Inflation Will Prevail For the Next 6 Months: The Economist

The woes of the masses will continue as crippling inflation will prevail for the next six months across the country and the Rupee will depreciate even more against the US Dollar despite Saudi Arabia’s efforts to shore up Pakistan’s economy.

According to a report by the Economist Intelligence Unit (EIU), the research and analysis division of The Economist, persistent inflation over the next six months will be fueled by rising import bills coupled with skyrocketing commodity prices in the international market as the global economy continues its steady recovery from the havoc wreaked by the Coronavirus pandemic.

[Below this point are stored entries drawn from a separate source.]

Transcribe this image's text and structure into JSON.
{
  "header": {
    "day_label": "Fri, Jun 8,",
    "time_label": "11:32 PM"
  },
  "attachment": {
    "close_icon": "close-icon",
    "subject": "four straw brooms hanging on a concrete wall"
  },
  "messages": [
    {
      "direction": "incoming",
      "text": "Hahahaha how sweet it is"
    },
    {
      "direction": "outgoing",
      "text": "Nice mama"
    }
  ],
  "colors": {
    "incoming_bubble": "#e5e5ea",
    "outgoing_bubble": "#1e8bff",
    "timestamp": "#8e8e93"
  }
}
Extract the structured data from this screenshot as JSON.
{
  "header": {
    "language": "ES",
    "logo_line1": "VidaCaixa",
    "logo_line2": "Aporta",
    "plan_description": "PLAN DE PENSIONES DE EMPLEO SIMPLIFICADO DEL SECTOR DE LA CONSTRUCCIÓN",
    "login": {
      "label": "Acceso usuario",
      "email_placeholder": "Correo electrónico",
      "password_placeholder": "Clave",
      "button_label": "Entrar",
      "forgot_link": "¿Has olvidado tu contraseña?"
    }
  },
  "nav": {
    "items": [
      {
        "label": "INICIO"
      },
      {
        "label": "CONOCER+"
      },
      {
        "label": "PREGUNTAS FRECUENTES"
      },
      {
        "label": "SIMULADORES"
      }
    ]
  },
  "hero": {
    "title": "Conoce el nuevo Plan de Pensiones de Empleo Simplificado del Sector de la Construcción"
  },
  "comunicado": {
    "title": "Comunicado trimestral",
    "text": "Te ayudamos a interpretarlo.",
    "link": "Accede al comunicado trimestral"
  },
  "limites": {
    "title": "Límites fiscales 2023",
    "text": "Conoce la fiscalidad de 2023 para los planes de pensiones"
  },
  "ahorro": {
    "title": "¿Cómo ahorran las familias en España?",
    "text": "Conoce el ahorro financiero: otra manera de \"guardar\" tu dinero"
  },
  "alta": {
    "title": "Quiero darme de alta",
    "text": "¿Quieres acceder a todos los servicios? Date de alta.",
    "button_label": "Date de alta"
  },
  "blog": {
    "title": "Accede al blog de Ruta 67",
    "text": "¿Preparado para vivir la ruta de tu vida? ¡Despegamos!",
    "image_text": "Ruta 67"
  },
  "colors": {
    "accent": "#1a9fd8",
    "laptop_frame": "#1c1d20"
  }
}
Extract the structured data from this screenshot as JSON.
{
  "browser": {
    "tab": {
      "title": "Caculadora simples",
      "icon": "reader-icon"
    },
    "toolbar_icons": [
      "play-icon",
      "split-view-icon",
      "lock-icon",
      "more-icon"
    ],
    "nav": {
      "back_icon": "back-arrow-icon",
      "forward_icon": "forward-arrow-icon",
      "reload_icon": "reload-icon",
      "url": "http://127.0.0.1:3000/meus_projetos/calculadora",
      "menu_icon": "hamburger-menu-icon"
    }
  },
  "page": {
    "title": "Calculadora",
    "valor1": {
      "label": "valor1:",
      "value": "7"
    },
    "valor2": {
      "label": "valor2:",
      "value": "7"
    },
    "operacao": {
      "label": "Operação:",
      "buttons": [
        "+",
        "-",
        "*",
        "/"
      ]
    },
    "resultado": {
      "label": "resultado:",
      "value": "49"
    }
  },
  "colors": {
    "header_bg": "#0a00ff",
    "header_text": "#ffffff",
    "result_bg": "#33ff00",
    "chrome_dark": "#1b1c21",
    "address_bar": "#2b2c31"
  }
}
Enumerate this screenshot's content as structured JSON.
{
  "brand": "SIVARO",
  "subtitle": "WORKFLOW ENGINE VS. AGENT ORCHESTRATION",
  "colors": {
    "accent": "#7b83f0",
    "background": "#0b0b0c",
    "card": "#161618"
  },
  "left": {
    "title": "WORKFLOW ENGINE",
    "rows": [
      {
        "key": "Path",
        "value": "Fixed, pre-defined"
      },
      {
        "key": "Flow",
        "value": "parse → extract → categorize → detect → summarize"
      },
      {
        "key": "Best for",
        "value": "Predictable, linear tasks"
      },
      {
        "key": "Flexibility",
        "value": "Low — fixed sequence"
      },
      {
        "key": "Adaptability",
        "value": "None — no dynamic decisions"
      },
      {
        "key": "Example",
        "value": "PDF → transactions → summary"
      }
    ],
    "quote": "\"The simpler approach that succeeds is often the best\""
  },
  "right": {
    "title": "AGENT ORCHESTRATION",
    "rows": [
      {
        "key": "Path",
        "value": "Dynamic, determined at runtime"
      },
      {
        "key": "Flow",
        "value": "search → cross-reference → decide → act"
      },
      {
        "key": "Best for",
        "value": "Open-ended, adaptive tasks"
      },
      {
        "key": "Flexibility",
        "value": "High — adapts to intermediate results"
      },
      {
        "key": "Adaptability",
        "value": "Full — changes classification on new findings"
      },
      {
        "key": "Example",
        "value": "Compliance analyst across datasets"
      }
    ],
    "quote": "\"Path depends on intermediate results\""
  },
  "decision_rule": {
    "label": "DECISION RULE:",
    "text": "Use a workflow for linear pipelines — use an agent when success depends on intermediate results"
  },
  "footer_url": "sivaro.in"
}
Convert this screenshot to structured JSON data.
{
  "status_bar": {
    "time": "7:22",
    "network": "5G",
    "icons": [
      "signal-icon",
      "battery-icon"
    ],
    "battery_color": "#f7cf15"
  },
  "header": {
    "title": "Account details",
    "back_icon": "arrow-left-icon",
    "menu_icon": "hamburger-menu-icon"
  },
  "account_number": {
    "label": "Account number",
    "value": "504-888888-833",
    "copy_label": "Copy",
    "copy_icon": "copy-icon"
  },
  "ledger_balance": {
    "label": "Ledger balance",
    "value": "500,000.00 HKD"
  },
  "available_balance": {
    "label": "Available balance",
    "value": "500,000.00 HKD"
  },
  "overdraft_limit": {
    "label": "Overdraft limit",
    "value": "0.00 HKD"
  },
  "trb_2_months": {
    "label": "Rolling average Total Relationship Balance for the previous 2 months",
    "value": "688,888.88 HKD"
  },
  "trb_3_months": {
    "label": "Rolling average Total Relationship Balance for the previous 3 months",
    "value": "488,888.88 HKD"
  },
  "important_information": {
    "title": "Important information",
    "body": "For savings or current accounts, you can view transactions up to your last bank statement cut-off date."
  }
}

As far as the value of the Pakistani Rupee against the US Dollar is concerned, it will continue to tread on the current depreciatory path with the same intensity due to the country’s widening trade deficit regardless of the financial assistance package recently announced by Saudi Arabia.

The EIU report added that the impact of soaring oil prices in the global market was passed on by the government to the public that fueled the countrywide inflation, particularly in the food, utility, and petroleum sectors.

In October, the petroleum prices jumped up by 14.4% YoY, the tariffs of essential utilities including electricity, gas, and water also increased by 12% YoY, and the food inflation rose to 9.2% YoY.

The prices of essential commodities, including food, utilities, and petroleum products across the country will remain elevated till the end of H1 2022 due to increased prices in the international market amid the slow recovery of the global economy.

The EIU forecast comes just after Prime Minister Imran Khan announced the country’s biggest relief package worth Rs. 120 billion under which essential commodities will be subsidized for 53% of the country’s population.

Under the Rs. 120 billion relief package, 130 million of the country’s population will receive a 30% subsidy on per-unit purchase of three essential commodities—oil/ghee, flour, and pulses— for the next six months.